Now execute a roundhouse kick with your right leg sensing your pivot with your support foot.

Now execute a a roundhouse knee strike with the same arc as your roundhouse kick, again sensing the pivot in your support foot.

Which strike gave you the most pivot? That's right! The roundhouse knee strike did! Why?

A shorter lever, a larger muscle mass requiring less fine motor skills, fewer joints involved in the motion so less gross motor coordination is necessary.

Now you need to execute several repetitions of the roundhouse knee strike continuously sensing the pivot of your support foot.

After executing several repetitions of the roundhouse knee strike you will now execute several repetitions of the roundhouse kick. While you are executing the roundhouse kick try to sense the same amount of pivot in your roundhouse kick as you did in your roundhouse knee strike.

Is That It?

One more thing I want to add to this kicking drill.

Remember this statement and analogies?

A stretched muscle is more efficient than a relaxed muscle. Thus the the wind up of a pitch, the back-swing in a tennis serve, and the chambering of the traditional reverse punch.

And this statement and explanations?

The further a limb travels the greater the potential for speed. See the same examples above. Some would argue that this point reduces economy of motion and therefore decreases the possibility of striking an attacker. I agree, but remember I am discussing facts of increasing power, not facts of combat for the moment. Similar examples can be made with the long jumper and pole vaulter who attempt to time their jumps at the peak speed of their run before fatigue sets in and slows them down.

So something else I want to add so you can get the sense of the most power you can get from this particular kicking drill.

Put your right leg back in a front stance.

Rotate your left foot counter-clockwise as far as you can.

Rotate your hip to the right as far as you can.

Put as much weight on your right foot as you can.

You should now feel like a stretched rubber-band.

Now you need to execute several repetitions of the roundhouse knee strike continuously sensing the pivot of your support foot and the whip-like action you are getting from your stretched muscles.

After executing several repetitions of the roundhouse knee strike you will now execute several repetitions of the roundhouse kick.
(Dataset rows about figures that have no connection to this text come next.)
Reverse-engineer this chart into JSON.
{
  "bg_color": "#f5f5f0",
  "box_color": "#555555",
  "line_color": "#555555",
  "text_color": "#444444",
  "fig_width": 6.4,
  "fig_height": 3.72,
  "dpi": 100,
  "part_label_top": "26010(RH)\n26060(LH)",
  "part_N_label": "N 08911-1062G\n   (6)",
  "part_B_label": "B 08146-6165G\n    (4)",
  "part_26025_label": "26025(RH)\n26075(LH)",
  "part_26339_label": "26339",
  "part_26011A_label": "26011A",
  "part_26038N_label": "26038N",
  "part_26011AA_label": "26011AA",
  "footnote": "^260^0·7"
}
While you are executing the roundhouse kick try to sense the same amount of pivot in your roundhouse kick as you did in your roundhouse knee strike and the whip-like action you are getting from your stretched muscles.

Slowly over the weeks you will be able to minimize your gross motor movements and economize without losing power. Don't hurry on this kicking drill. Remember, it took you a while to develop other economized yet powerful strikes and it will take you a while to improve your roundhouse kick as well.

The goals will come as you practice.